In what is believed to be a first ever project financing of a gold mining project in Côte d'Ivoire, and the first ever under the current Ivorian mining laws. The $40 million project loan facility will be used for development and operating costs of the Sissingué gold project.
Norton Rose Fulbright’s team was led by Perth partner Alen Pazin.
"This transaction is the first project financing in Côte d'Ivoire to involve taking security under its current mining laws. Navigating through the West African Central Bank monetary regulations was also a critical piece of structuring this deal, and we are proud to be one of very few firms with regulatory and structuring expertise of this sort in Francophone Africa,” said Pazin.

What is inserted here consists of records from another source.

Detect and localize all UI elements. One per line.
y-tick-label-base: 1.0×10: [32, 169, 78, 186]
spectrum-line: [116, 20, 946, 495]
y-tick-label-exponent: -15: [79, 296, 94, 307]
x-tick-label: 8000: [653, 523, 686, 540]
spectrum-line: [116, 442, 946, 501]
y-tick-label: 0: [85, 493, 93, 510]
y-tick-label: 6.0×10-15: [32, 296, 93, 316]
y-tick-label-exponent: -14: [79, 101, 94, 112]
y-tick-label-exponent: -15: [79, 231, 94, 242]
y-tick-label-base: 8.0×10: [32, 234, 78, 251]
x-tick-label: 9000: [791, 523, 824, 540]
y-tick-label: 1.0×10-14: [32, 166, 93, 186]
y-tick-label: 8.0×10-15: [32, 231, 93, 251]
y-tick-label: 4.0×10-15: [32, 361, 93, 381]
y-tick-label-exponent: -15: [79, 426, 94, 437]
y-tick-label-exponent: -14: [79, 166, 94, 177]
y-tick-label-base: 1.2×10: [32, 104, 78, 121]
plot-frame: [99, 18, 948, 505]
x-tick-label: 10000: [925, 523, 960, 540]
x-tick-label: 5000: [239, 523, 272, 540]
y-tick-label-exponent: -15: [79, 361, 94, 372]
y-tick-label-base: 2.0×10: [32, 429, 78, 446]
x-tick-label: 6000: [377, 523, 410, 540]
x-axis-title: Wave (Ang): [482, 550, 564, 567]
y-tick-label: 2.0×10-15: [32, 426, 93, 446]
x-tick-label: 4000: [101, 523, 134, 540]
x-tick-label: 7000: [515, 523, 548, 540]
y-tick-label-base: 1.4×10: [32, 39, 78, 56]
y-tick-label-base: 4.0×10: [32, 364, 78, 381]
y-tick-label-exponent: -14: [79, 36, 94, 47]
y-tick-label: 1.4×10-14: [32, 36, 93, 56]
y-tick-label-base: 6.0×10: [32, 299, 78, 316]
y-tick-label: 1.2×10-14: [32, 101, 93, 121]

Lawyers claim victory for Facebook shareholders
Facebook has dropped a plan which would have allowed its founder and chief executive to retain power even as he sells blocks of his shareholding.
Mark Zuckerberg has pledged to give away all of his wealth during his lifetime and the company was proposing to issue a new non-voting stock class that would have meant him retaining his voting majority even as he sold other stock.
A class action due to start today (26th September) claimed that Zuckerberg would be given an unfair economic advantage if the issue went ahead, it further challenged how the deal was negotiated.
"We're thrilled that Facebook has dropped the reclassification," said attorney Stuart Grant of Grant & Eisenhofer, representing several institutional investors. "Stopping the issuance of the non-voting C shares is all the relief we were asking for at trial. Today's move is a total victory for stockholders."